Bug 211962 - bxe driver queue soft hangs and flooding tx_soft_errors
Summary: bxe driver queue soft hangs and flooding tx_soft_errors
Status: Closed FIXED
Alias: None
Product: Base System
Classification: Unclassified
Component: kern (show other bugs)
Version: 10.3-RELEASE
Hardware: Any Any
: --- Affects Some People
Assignee: David C Somayajulu
URL:
Keywords: needs-qa, patch
Depends on:
Blocks:
 
Reported: 2016-08-18 11:25 UTC by aler
Modified: 2018-05-02 18:50 UTC (History)
3 users (show)

See Also:
koobs: mfc-stable11?
koobs: mfc-stable10?
koobs: mfc-stable9?


Attachments
patch to fix bug (1.41 KB, patch)
2016-08-18 11:26 UTC, aler
no flags Details | Diff

Note You need to log in before you can comment on or make changes to this bug.
Description aler 2016-08-18 11:25:26 UTC
Hardware (from dmesg): QLogic NetXtreme II BCM57711E 10GbE (A0) BXE v:1.78.79 (but this seems not important here)

Sometimes (randomly) bxe driver reduces its sending speed to very slow values, and one or more queues fastly increases dev.bxe.#.queue.#.tx_soft_errors value.
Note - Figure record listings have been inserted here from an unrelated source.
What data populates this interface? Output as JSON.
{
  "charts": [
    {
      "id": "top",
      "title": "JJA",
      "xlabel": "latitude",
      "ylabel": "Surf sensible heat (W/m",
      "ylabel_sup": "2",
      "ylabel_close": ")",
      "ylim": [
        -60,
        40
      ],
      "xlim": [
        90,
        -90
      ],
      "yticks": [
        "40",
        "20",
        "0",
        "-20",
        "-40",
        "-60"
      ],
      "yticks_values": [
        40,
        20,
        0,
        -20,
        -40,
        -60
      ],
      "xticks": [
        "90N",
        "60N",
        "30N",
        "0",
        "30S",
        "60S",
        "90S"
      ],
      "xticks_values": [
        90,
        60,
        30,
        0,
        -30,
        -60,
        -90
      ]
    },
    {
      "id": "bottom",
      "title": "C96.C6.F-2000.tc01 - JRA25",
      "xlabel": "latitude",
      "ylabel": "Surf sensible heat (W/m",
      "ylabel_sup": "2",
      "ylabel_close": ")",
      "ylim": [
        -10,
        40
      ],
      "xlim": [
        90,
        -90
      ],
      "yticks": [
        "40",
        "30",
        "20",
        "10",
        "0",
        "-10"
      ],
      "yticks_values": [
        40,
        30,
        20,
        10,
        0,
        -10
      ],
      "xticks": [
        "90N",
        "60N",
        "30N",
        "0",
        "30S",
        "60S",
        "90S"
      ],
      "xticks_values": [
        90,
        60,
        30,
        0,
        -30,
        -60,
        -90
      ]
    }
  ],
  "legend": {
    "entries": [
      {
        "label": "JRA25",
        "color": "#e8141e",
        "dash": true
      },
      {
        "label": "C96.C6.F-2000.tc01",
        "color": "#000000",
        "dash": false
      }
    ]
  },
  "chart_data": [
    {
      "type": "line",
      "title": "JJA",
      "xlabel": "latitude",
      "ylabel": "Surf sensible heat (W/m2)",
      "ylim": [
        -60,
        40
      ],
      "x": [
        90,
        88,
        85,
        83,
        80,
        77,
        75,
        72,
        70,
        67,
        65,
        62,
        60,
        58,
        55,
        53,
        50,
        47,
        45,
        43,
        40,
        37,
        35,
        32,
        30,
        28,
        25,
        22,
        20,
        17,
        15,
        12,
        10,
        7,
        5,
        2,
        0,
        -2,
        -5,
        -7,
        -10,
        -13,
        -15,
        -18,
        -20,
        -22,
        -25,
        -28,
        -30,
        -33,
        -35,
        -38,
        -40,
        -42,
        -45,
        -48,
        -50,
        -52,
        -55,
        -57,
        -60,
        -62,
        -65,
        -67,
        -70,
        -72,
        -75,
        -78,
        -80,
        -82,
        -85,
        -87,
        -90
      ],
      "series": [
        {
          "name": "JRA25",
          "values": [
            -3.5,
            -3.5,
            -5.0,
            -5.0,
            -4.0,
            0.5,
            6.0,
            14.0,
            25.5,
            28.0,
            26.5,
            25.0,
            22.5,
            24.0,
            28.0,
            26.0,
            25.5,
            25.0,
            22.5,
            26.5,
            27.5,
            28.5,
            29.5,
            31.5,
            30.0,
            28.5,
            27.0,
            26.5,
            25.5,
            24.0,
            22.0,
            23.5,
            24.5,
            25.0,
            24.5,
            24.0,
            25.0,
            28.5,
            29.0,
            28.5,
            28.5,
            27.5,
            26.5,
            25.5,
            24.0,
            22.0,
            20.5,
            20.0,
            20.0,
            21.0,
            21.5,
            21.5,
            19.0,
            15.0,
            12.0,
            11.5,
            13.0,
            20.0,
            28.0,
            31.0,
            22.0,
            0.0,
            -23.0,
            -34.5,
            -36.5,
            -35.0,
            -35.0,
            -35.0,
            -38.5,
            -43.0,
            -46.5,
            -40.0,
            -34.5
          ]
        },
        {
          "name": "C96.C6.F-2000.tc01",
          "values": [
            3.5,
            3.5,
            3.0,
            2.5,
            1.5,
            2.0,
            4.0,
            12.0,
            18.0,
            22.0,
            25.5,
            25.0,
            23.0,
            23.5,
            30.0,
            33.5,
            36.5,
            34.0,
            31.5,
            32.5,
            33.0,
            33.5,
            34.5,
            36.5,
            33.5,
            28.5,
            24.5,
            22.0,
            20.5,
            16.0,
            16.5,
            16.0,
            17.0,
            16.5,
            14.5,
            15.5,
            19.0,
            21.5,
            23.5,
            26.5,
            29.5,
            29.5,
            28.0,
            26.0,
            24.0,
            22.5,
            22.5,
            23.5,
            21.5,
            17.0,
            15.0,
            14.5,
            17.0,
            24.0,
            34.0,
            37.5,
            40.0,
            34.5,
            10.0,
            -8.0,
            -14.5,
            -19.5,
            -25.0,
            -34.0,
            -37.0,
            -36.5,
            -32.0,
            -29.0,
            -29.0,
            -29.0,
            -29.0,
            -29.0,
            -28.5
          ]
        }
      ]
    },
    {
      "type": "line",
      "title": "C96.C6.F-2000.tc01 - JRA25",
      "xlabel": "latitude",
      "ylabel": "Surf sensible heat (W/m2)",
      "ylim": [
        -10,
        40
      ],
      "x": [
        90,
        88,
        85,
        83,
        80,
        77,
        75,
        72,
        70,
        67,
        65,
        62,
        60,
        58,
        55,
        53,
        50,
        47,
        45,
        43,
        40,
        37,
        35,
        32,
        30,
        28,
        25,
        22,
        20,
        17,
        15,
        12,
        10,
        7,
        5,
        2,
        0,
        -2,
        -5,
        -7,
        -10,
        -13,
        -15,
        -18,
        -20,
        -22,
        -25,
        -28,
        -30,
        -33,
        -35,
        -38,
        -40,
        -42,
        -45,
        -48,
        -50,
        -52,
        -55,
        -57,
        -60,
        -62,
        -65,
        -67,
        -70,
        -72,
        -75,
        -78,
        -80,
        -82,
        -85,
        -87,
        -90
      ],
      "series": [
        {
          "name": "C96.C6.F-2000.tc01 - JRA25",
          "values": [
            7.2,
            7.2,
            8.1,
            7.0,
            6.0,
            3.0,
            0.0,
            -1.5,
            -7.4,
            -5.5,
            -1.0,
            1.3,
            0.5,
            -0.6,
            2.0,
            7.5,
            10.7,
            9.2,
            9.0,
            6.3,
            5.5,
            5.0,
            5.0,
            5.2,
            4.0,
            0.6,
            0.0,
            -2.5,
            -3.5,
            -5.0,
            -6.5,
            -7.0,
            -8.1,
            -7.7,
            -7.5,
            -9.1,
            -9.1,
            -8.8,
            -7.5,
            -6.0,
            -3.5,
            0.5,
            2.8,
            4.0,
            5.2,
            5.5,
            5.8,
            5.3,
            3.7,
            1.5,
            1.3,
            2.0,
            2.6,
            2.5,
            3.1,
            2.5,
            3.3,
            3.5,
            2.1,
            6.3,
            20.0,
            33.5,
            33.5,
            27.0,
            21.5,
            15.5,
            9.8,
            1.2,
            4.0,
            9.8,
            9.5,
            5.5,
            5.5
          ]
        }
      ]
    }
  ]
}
This can be stopped and returned to normal operation only by restarting the interface (ifconfig down + ifconfig up).

It seems i found the bug that causes this.
In bxe_tx_mq_start_locked(), when we have both pending and new packet, it first tries to enqueue new packet and exits on fail. After that, it dequeues pending packet and tryes to handle it.
Sometimes the tx queue gets overflowed by accident. It is nothing bad, bad what happens next: bxe_tx_mq_start_locked() getting called again and again, with new packets that TCP layer trying to send. Everytime called it tryes to enqueue them, fails and exits, having no way to handle pending packets and reduce queue length.

I'm new to bxe driver source code and can be wrong but the patch seems fixed the problem.
Comment 1 aler 2016-08-18 11:26:03 UTC
Created attachment 173818 [details]
patch to fix bug
Comment 2 Matt Joras 2016-08-18 17:54:14 UTC
So this is a symptom of a problem we have been working to address at Isilon, and there's some pretty significant refactors I've done to the tx path to avoid problems like this.

As you touched on, the fundamental problem here is actually that there's nothing that guarantees the continual draining of the drbr, so the driver can get stuck in various states of not transmitting as fast as it can. I addressed this mostly by adding a deferred tx task which guarantees that as long as there is packets sitting on the drbr there will be a tx task scheduled to drain them.

We've tested these changes internally and they have been submitted to Qlogic for regression testing. They have stated they plan to commit them once this regression testing is done (optimistically around next week).
Comment 3 Kubilay Kocak freebsd_committer freebsd_triage 2016-08-20 09:50:11 UTC
Thank you Matt. Can you make those committers aware of this issue if you haven't already so they can assign it to themselves and coordinate it through MFC's and release engineering (if it applies to 11.0-RELEASE)
Comment 4 Matt Joras 2016-08-25 16:46:05 UTC
(In reply to Kubilay Kocak from comment #3)
Sure, I'll make sure they (davidcs) are aware of this issue.

No update on when they will be done with their QA unfortunately.
Comment 5 Matt Joras 2016-10-19 16:25:55 UTC
The changeset I authored for Isilon has been committed by davidcs. Hopefully this will alleviate the issues in the PR.

https://svnweb.freebsd.org/base?view=revision&revision=307578
Comment 6 Eugene Grosbein freebsd_committer freebsd_triage 2018-04-30 22:30:07 UTC
Dear submitter, is this issue still relevant?
Comment 7 David C Somayajulu freebsd_committer freebsd_triage 2018-05-02 18:50:43 UTC
This bug has been confirmed as fixed.